To be sure, we remember some aspects of plot line, but most of these don't remain in memory as long as the character's goals and possible defects or fears. Only after considering a tense situation in which the character seems to break or behave in an unexpected way do we remember a bit more of the precipitating plot events.
We remember Henry, often referred to as The Youth in Stephen Crane's The Red Badge of Courage, fearful that he will turn coward and run in battle. We remember Scarlet O'Hara's famed closing line from Gone with the Wind, but we may not recall all the details of how she got to that place of optimism or if, indeed, it truly is optimism. We remember her disastrous encounters with Ashley and Rhett, but unless we've been drawn back to the narrative several times, we are stronger on her presence as a character.
Two robins scarcely make a Spring, but these two characters, both from the same historical era, serve to exemplify the point and at the same time serve to remind us of the reason why characters become memorable in the first place and what the mechanism is to make readers care what happens to them and to enjoy the speculation of what they will or will not do next.
The quality we're looking at here is empathy, which must begin with the writer taking the necessary steps to be able to think the way the character thinks, feel what the character feels, speak the way the character speaks, and this last bit of subtlety, be able to adopt the character's mechanism for subtext. The character may say one thing but in the regard of that spoken tag, do something altogether different. The reader needs to know if the character is lying, to whom, and why.
For Empathy to apply and have results, the writer must put him or herself aside. To give an exaggerated example, the writer must be able to identify with the character to the extent of "being" a person with the height of five feet, six inches, in a room filled with professional basketball players.
The writer must give the reader enough of a sense of the character to cause the reader to feel concern for the outcome of that character's fate. At least one thing about that character must register with the reader to the extent that the reader begins to experience a sense of unease and concern for what the reader believes the character is about to do next.
One of the most sustained and compelling examples of empathy you've come across in recent years appears with exquisite regularity in a recent collection of short stories, Redeployment, a debut collection from Phil Klay. Given Stephen Crane's amazing ability to write a convincing narrative about a war that took place before he was born, you could suspect Klay of having come by his information about various levels of service in Iraq from second- and third-hand sources. But the work brims so full of authenticity, you have to conclude Klay was there, not only from his sensual evocation of Iraq but as well from his portrayal of men and women at many levels of combat and non-combat participation.
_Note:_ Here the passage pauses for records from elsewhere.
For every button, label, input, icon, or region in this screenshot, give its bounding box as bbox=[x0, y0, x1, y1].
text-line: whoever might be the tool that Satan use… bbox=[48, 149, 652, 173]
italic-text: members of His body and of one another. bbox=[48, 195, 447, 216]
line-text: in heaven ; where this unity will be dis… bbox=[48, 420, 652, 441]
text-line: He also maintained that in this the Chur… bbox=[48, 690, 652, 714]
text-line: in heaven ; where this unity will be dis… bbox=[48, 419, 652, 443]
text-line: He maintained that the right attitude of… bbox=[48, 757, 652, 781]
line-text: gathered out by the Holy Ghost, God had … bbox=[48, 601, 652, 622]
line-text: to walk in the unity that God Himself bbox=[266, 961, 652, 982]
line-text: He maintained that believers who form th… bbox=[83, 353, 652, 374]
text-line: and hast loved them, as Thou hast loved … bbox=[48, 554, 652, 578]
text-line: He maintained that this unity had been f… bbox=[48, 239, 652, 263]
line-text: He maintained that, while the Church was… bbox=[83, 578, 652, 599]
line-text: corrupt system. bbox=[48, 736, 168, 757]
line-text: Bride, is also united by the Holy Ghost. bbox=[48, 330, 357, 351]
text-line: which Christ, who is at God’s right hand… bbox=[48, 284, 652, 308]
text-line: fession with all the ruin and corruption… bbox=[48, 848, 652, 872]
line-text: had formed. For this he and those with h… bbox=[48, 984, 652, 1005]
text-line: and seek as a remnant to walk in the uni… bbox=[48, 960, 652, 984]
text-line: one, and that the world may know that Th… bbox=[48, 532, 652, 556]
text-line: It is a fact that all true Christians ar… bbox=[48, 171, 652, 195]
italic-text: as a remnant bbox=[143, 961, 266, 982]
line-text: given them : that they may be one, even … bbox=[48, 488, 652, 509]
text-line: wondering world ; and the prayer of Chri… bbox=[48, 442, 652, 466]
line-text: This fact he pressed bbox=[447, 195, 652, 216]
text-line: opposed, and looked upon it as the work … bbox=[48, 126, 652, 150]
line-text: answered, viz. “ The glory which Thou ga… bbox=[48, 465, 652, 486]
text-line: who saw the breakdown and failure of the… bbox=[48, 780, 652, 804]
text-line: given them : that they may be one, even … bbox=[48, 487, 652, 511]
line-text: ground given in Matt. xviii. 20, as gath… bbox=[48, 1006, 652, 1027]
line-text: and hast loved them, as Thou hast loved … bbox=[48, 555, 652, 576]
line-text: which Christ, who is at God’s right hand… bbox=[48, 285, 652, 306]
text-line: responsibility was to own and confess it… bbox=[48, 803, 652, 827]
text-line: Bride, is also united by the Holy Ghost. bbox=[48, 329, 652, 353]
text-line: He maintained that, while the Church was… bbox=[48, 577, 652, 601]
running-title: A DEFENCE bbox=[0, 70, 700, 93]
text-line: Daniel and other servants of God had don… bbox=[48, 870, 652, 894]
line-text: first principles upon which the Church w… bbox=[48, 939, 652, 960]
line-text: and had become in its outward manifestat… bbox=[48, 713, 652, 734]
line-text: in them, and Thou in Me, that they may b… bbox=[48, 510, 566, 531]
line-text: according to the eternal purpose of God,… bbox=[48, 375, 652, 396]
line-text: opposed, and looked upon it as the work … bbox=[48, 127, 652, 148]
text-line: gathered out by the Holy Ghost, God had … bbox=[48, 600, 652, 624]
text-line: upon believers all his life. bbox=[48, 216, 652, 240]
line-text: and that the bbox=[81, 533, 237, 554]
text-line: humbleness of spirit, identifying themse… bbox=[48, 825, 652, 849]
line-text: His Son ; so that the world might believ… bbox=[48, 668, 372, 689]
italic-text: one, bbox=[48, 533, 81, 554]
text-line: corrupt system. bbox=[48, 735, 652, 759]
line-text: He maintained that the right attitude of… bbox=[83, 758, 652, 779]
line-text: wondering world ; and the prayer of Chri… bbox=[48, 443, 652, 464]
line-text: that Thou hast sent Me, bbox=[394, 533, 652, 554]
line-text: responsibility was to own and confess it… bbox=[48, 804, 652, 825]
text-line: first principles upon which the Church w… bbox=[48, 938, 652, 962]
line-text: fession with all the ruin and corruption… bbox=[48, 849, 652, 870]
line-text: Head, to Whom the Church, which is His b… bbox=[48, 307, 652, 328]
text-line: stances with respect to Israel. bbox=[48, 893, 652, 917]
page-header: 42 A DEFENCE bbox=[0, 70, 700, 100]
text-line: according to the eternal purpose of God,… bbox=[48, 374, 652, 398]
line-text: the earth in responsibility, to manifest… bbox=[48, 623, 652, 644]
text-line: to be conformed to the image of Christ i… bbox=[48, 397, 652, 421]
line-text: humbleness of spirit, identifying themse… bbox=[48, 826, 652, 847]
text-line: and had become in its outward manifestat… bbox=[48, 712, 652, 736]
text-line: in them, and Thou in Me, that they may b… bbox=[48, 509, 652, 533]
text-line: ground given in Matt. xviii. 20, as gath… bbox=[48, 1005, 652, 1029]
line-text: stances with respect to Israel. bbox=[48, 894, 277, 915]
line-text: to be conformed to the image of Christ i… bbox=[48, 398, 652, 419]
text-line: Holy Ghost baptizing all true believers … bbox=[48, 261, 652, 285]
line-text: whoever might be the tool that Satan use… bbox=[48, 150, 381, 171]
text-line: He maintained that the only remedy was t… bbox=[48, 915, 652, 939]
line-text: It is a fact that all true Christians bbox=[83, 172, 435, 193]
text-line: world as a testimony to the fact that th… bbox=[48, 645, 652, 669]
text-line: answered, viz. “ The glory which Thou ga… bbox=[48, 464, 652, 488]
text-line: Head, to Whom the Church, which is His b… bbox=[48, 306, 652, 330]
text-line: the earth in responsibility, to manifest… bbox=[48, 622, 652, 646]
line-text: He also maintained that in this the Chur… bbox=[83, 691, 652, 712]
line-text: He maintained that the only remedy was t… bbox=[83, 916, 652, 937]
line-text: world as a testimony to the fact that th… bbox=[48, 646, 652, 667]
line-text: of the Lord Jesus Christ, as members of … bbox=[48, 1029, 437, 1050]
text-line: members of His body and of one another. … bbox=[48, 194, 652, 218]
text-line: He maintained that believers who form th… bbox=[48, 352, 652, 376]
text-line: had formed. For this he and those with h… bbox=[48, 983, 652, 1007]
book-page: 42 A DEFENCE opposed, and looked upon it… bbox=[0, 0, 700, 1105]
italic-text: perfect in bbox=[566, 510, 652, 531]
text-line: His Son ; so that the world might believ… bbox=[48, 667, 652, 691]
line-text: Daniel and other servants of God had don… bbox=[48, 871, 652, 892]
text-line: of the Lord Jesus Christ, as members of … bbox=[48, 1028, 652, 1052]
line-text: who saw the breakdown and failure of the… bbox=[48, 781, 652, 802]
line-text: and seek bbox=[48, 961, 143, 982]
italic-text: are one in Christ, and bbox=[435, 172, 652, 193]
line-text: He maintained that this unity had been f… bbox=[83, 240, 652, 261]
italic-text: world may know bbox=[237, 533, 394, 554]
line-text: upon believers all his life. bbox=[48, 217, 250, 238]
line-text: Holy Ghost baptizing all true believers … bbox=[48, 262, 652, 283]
The stories are seen through officers, non-coms, and enlisted personnel, including a chaplain. Ages of characters range from eighteen or nineteen into the forties. Nearly every individual who appears is now or was in the recent past military, with reference to service in Afghanistan and Iraq.
You had and continue to experience severe opposition to both ventures. A good deal of residual distaste for the military seeps into your reading of these stories, but this residue is in every case overcome by the author's ability to make his characters available in all their youth, romanticism, and combat readiness that borders on aberrant behavior seem human, frail, believable, and somehow, even while they are presented in their eagerness to rack up battle kills, as commendable individuals.
To cite the last story in the collection, its narrator, a lance corporal in an artillery unit, part of a team that can send shells five and six miles away to work their incredible damage, is seeking proof of his units first kills. He is at once one of the things you hate most about war and in his vulnerability one of the reasons you care for such an individual and the nightmare aspects of the rest of his life.
Empathy.
A story works best when its protagonists and antagonists change places during the arc of the narrative, which allows us to see how there are always at least two sides to a conflict, and sometimes so many more that the characters never leave us.